The survey shows a 2013 estimate of 48 million doves in the Western seven states that make up the dove's Western Management Unit as defined by the U.S. Fish and Wildlife Service. That's about average for this portion of the continent, Reishus says.
Hunters in that unit last year shot about 1.8 million birds, with 1.5 million shot in California and Arizona, Reishus says. On average, about 3,000 to 5,000 Oregonians hunt doves, killing about 64,000 annually, he says.
Eleven of those birds had Mark DeGarmo's name on them.
The Medford hunter is one of about 60 who show up at Denman on opening day, which statistically is by far the best hunting day of the season.

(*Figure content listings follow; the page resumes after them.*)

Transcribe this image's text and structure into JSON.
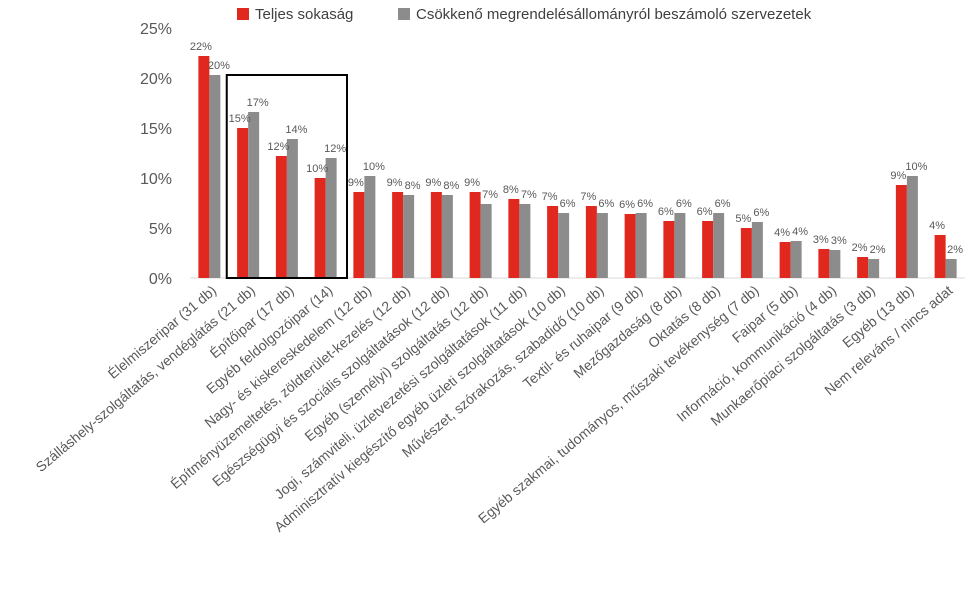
{
  "chart_data": {
    "type": "bar",
    "title": "",
    "xlabel": "",
    "ylabel": "",
    "ylim": [
      0,
      25
    ],
    "yticks": [
      "0%",
      "5%",
      "10%",
      "15%",
      "20%",
      "25%"
    ],
    "grid": false,
    "legend_position": "top",
    "value_unit": "%",
    "highlight_box_categories": [
      1,
      3
    ],
    "categories": [
      "Élelmiszeripar (31 db)",
      "Szálláshely-szolgáltatás, vendéglátás (21 db)",
      "Építőipar (17 db)",
      "Egyéb feldolgozóipar (14)",
      "Nagy- és kiskereskedelem (12 db)",
      "Építményüzemeltetés, zöldterület-kezelés (12 db)",
      "Egészségügyi és szociális szolgáltatások (12 db)",
      "Egyéb (személyi) szolgáltatás (12 db)",
      "Jogi, számviteli, üzletvezetési szolgáltatások (11 db)",
      "Adminisztratív kiegészítő egyéb üzleti szolgáltatások (10 db)",
      "Művészet, szórakozás, szabadidő (10 db)",
      "Textil- és ruhaipar (9 db)",
      "Mezőgazdaság (8 db)",
      "Oktatás (8 db)",
      "Egyéb szakmai, tudományos, műszaki tevékenység (7 db)",
      "Faipar (5 db)",
      "Információ, kommunikáció (4 db)",
      "Munkaerőpiaci szolgáltatás (3 db)",
      "Egyéb (13 db)",
      "Nem releváns / nincs adat"
    ],
    "series": [
      {
        "name": "Teljes sokaság",
        "color": "#e0281e",
        "values": [
          22.2,
          15.0,
          12.2,
          10.0,
          8.6,
          8.6,
          8.6,
          8.6,
          7.9,
          7.2,
          7.2,
          6.4,
          5.7,
          5.7,
          5.0,
          3.6,
          2.9,
          2.1,
          9.3,
          4.3
        ],
        "labels": [
          "22%",
          "15%",
          "12%",
          "10%",
          "9%",
          "9%",
          "9%",
          "9%",
          "8%",
          "7%",
          "7%",
          "6%",
          "6%",
          "6%",
          "5%",
          "4%",
          "3%",
          "2%",
          "9%",
          "4%"
        ]
      },
      {
        "name": "Csökkenő megrendelésállományról beszámoló szervezetek",
        "color": "#8c8c8c",
        "values": [
          20.3,
          16.6,
          13.9,
          12.0,
          10.2,
          8.3,
          8.3,
          7.4,
          7.4,
          6.5,
          6.5,
          6.5,
          6.5,
          6.5,
          5.6,
          3.7,
          2.8,
          1.9,
          10.2,
          1.9
        ],
        "labels": [
          "20%",
          "17%",
          "14%",
          "12%",
          "10%",
          "8%",
          "8%",
          "7%",
          "7%",
          "6%",
          "6%",
          "6%",
          "6%",
          "6%",
          "6%",
          "4%",
          "3%",
          "2%",
          "10%",
          "2%"
        ]
      }
    ]
  }
}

"There were doves all over the place, and I got my limit," says DeGarmo, 45. "I brought my dad out the next day and we saw two and shot one. That was it."
That also is common.
In Oregon, 26 percent of the doves shot by hunters fell on opening day, and 80 percent were shot the first week, then effort and success fall off the charts, Reishus says.
DeGarmo says he takes five or six shots per bird and plans on trying to hit 15 on opening day at Denman.

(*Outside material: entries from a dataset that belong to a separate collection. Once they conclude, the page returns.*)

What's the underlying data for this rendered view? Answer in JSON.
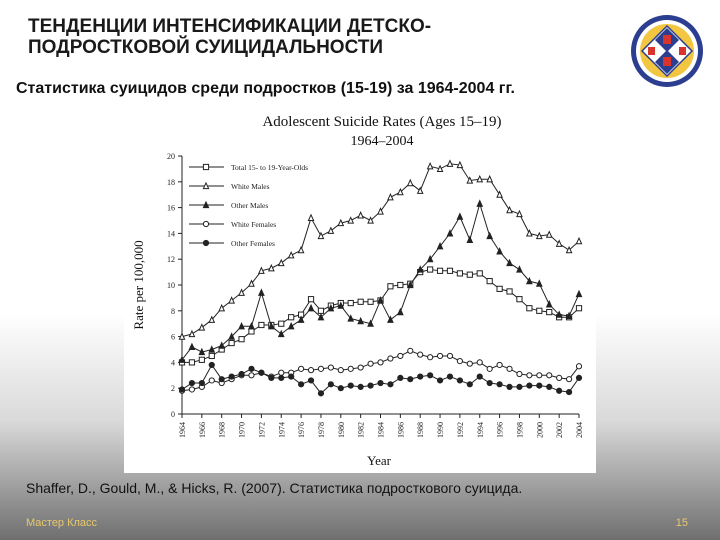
{
  "slide": {
    "title_line1": "ТЕНДЕНЦИИ ИНТЕНСИФИКАЦИИ ДЕТСКО-",
    "title_line2": "ПОДРОСТКОВОЙ СУИЦИДАЛЬНОСТИ",
    "subtitle": "Статистика суицидов среди подростков (15-19) за 1964-2004 гг.",
    "citation": "Shaffer, D., Gould, M., & Hicks, R. (2007). Статистика подросткового суицида.",
    "footer_left": "Мастер Класс",
    "page_number": "15",
    "emblem_icon": "organization-emblem-icon",
    "footer_color": "#e8c86a"
  },
  "chart_data": {
    "type": "line",
    "title_line1": "Adolescent Suicide Rates (Ages 15–19)",
    "title_line2": "1964–2004",
    "xlabel": "Year",
    "ylabel": "Rate per 100,000",
    "ylim": [
      0,
      20
    ],
    "yticks": [
      0,
      2,
      4,
      6,
      8,
      10,
      12,
      14,
      16,
      18,
      20
    ],
    "xlim": [
      1964,
      2004
    ],
    "xticks": [
      1964,
      1966,
      1968,
      1970,
      1972,
      1974,
      1976,
      1978,
      1980,
      1982,
      1984,
      1986,
      1988,
      1990,
      1992,
      1994,
      1996,
      1998,
      2000,
      2002,
      2004
    ],
    "legend_position": "top-left",
    "x": [
      1964,
      1965,
      1966,
      1967,
      1968,
      1969,
      1970,
      1971,
      1972,
      1973,
      1974,
      1975,
      1976,
      1977,
      1978,
      1979,
      1980,
      1981,
      1982,
      1983,
      1984,
      1985,
      1986,
      1987,
      1988,
      1989,
      1990,
      1991,
      1992,
      1993,
      1994,
      1995,
      1996,
      1997,
      1998,
      1999,
      2000,
      2001,
      2002,
      2003,
      2004
    ],
    "series": [
      {
        "name": "Total 15- to 19-Year-Olds",
        "marker": "square",
        "values": [
          4.0,
          4.0,
          4.2,
          4.5,
          5.0,
          5.5,
          5.8,
          6.4,
          6.9,
          6.9,
          7.0,
          7.5,
          7.7,
          8.9,
          8.0,
          8.4,
          8.6,
          8.6,
          8.7,
          8.7,
          8.8,
          9.9,
          10.0,
          10.1,
          11.0,
          11.2,
          11.1,
          11.1,
          10.9,
          10.8,
          10.9,
          10.3,
          9.7,
          9.5,
          8.9,
          8.2,
          8.0,
          7.9,
          7.5,
          7.5,
          8.2
        ]
      },
      {
        "name": "White Males",
        "marker": "open-triangle",
        "values": [
          6.0,
          6.2,
          6.7,
          7.3,
          8.2,
          8.8,
          9.4,
          10.1,
          11.1,
          11.3,
          11.7,
          12.3,
          12.7,
          15.2,
          13.8,
          14.2,
          14.8,
          15.0,
          15.4,
          15.0,
          15.7,
          16.8,
          17.2,
          17.9,
          17.3,
          19.2,
          19.0,
          19.4,
          19.3,
          18.1,
          18.2,
          18.2,
          17.0,
          15.8,
          15.5,
          14.0,
          13.8,
          13.9,
          13.2,
          12.7,
          13.4
        ]
      },
      {
        "name": "Other Males",
        "marker": "filled-triangle",
        "values": [
          4.2,
          5.2,
          4.8,
          5.0,
          5.3,
          6.0,
          6.8,
          6.8,
          9.4,
          6.8,
          6.2,
          6.8,
          7.3,
          8.2,
          7.5,
          8.2,
          8.4,
          7.4,
          7.2,
          7.0,
          8.8,
          7.3,
          7.9,
          10.0,
          11.2,
          12.0,
          13.0,
          14.0,
          15.3,
          13.5,
          16.3,
          13.8,
          12.6,
          11.7,
          11.2,
          10.3,
          10.1,
          8.5,
          7.7,
          7.6,
          9.3
        ]
      },
      {
        "name": "White Females",
        "marker": "open-circle",
        "values": [
          1.8,
          1.9,
          2.1,
          2.6,
          2.4,
          2.7,
          3.0,
          3.0,
          3.2,
          2.9,
          3.2,
          3.2,
          3.5,
          3.4,
          3.5,
          3.6,
          3.4,
          3.5,
          3.6,
          3.9,
          4.0,
          4.3,
          4.5,
          4.9,
          4.6,
          4.4,
          4.5,
          4.5,
          4.1,
          3.9,
          4.0,
          3.5,
          3.8,
          3.5,
          3.1,
          3.0,
          3.0,
          3.0,
          2.8,
          2.7,
          3.7
        ]
      },
      {
        "name": "Other Females",
        "marker": "filled-circle",
        "values": [
          1.9,
          2.4,
          2.4,
          3.8,
          2.7,
          2.9,
          3.1,
          3.5,
          3.2,
          2.8,
          2.8,
          2.9,
          2.3,
          2.6,
          1.6,
          2.3,
          2.0,
          2.2,
          2.1,
          2.2,
          2.4,
          2.3,
          2.8,
          2.7,
          2.9,
          3.0,
          2.6,
          2.9,
          2.6,
          2.3,
          2.9,
          2.4,
          2.3,
          2.1,
          2.1,
          2.2,
          2.2,
          2.1,
          1.8,
          1.7,
          2.8
        ]
      }
    ]
  }
}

"Getting five more last year would have been stretching it," DeGarmo says. "Besides, I don't know if I can carry that many shells in the field."
Oredson finds himself in the Denman fields most work days in July through late August during the dove-banding period.

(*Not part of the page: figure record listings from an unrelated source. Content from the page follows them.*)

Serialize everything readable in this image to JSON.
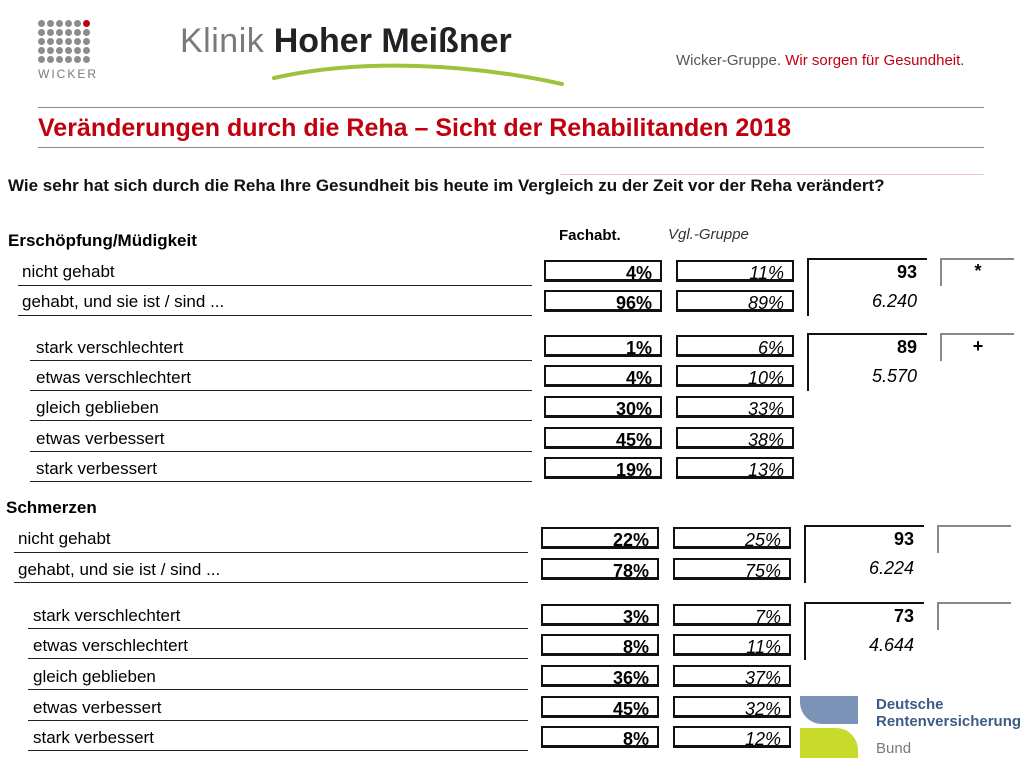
{
  "header": {
    "wicker_text": "WICKER",
    "klinik_light": "Klinik",
    "klinik_bold": "Hoher Meißner",
    "slogan_grey": "Wicker-Gruppe.",
    "slogan_red": "Wir sorgen für Gesundheit.",
    "title": "Veränderungen durch die Reha – Sicht der Rehabilitanden 2018"
  },
  "question": "Wie sehr hat sich durch die Reha Ihre Gesundheit bis heute im Vergleich zu der Zeit vor der Reha verändert?",
  "columns": {
    "fach": "Fachabt.",
    "vgl": "Vgl.-Gruppe"
  },
  "sections": [
    {
      "title": "Erschöpfung/Müdigkeit",
      "block1": {
        "rows": [
          {
            "label": "nicht gehabt",
            "fach": "4%",
            "vgl": "11%"
          },
          {
            "label": "gehabt, und sie ist / sind ...",
            "fach": "96%",
            "vgl": "89%"
          }
        ],
        "n": "93",
        "n_sub": "6.240",
        "sig": "*"
      },
      "block2": {
        "rows": [
          {
            "label": "stark verschlechtert",
            "fach": "1%",
            "vgl": "6%"
          },
          {
            "label": "etwas verschlechtert",
            "fach": "4%",
            "vgl": "10%"
          },
          {
            "label": "gleich geblieben",
            "fach": "30%",
            "vgl": "33%"
          },
          {
            "label": "etwas verbessert",
            "fach": "45%",
            "vgl": "38%"
          },
          {
            "label": "stark verbessert",
            "fach": "19%",
            "vgl": "13%"
          }
        ],
        "n": "89",
        "n_sub": "5.570",
        "sig": "+"
      }
    },
    {
      "title": "Schmerzen",
      "block1": {
        "rows": [
          {
            "label": "nicht gehabt",
            "fach": "22%",
            "vgl": "25%"
          },
          {
            "label": "gehabt, und sie ist / sind ...",
            "fach": "78%",
            "vgl": "75%"
          }
        ],
        "n": "93",
        "n_sub": "6.224",
        "sig": ""
      },
      "block2": {
        "rows": [
          {
            "label": "stark verschlechtert",
            "fach": "3%",
            "vgl": "7%"
          },
          {
            "label": "etwas verschlechtert",
            "fach": "8%",
            "vgl": "11%"
          },
          {
            "label": "gleich geblieben",
            "fach": "36%",
            "vgl": "37%"
          },
          {
            "label": "etwas verbessert",
            "fach": "45%",
            "vgl": "32%"
          },
          {
            "label": "stark verbessert",
            "fach": "8%",
            "vgl": "12%"
          }
        ],
        "n": "73",
        "n_sub": "4.644",
        "sig": ""
      }
    }
  ],
  "drv": {
    "line1": "Deutsche",
    "line2": "Rentenversicherung",
    "line3": "Bund"
  }
}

He sets the dove traps in the evening and baits them with oats, which doves seem to have a soft spot for, then checks them around 7 a.m. before the heat of the day sets in.
The rudimentary traps make it easy for the relatively gullible birds to get in but they find it difficult to get out.
"They come in flocks," Oredson says. "They either all go to one field or they don't. It's kind of all or nothing."
This particular day of banding is classified as all.
Oredson bands 13 new birds and releases three birds he's already banded.
Each one flies to freedom out of his hands, but they fly more horizontally than vertically.
"They fly pretty low when they're upset," Oredson says. "They don't like to fly straight up. That's where the hawks are."
A juvenile bird, the 17th in the trap that day, was set to become No. 06190, but he dodged Oredson's hands and escaped.
"The one that got away," he says. "He got to have a good story to tell his buddies."